Una realtà che è ancora peggiore di quanto ci si aspetti perché l’assoluzione preventiva  di Autostrade, dando ad essa tempo e agio di far scomparire qualsiasi documentazione eventualmente compromettente, ha fatto rialzare la testa a Benetton che adesso fa la vittima e vorrebbe grottescamente chiedere i danni allo Stato, con la connivenza delle opposizioni e di quei confusi personaggi le cui animule palpitano per le migrazioni provocate proprio dagli stessi padroni del vapore. La cosa raggiunge il paradosso metafisico se si pensa che lo studio legale newyorkese  Bronstein, Gewirtz & Grossman sta esaminando potenziali rivendicazioni per conto di acquirenti di azioni Atlantia in relazione a una possibile revoca della concessione e di una sanzione per la caduta del prezzo delle azioni. Comunque vada – e una questione di questo genere potrebbe finire nel nulla che merita, come anche portare allo scioglimento di Atlantia e al suo trasferimento in Usa -certamente i parenti delle vittime non avranno nel migliore dei casi nient’altro  che una  miserabile elemosina mentre  Genova e il suo porto saranno di fatto condannati visto che quel ponte non sarà mai ricostruito se le atmosfere del dopo disastro sono queste.

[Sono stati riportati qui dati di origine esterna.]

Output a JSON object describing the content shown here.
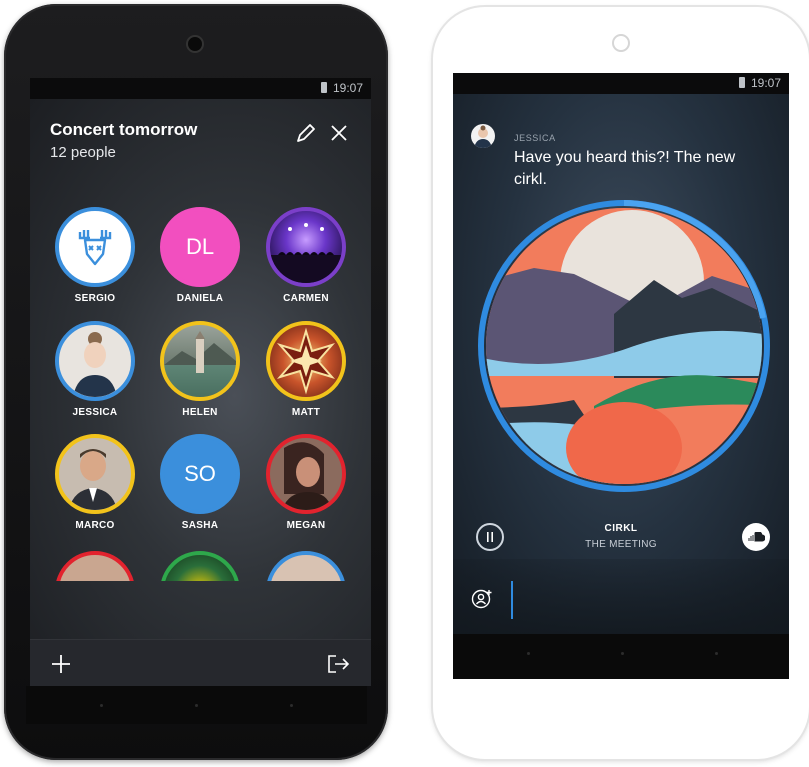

Certo il complesso reazionar – finanziario esprime appieno l’intollerabile verminaio contemporaneo, ma non si può dimenticare che Benetton e compagni hanno comprato autostrade con i soldi di autostrade, cioè senza metterci un soldo, con un’operazione piratesca grazie alla quale essi hanno messo i proprio debiti in una società , successivamente fusa con Autostrade, in modo da ripagarli con i soldi dei pedaggi. Questa brillante operazione per il Paese porta la firma di Romano Prodi e del governo di centro sinistra, a dimostrazione ulteriore del ruolo catastrofico che ha avuto in questo Paese l’alleanza tra ex comunisti immediatamente neo liberalizzanti dopo la caduta del muro e cattolici doppio moralisti impegnati a costruire crune dell’ago per farci passare altro i cammelli più ricchi,  entrambi impegnati a sfruttare  l’ingombrante e mefitica presenza di Berlusconi per fare scempio del Paese, come se non bastasse la mummia bio politica di Arcore. Lo dico perché si tratta dello stesso impasto di incomprensioni, equivoci, disonestà intellettuale, ossessivo quanto pretestuoso attaccamento a feticci senza vita e totale mancanza di visione che si avverte nel dibattito di questi giorni. Del resto questo miscuglio non è di per sé in grado di generare evoluzioni, ma soltanto involuzioni e semplicismi infantili.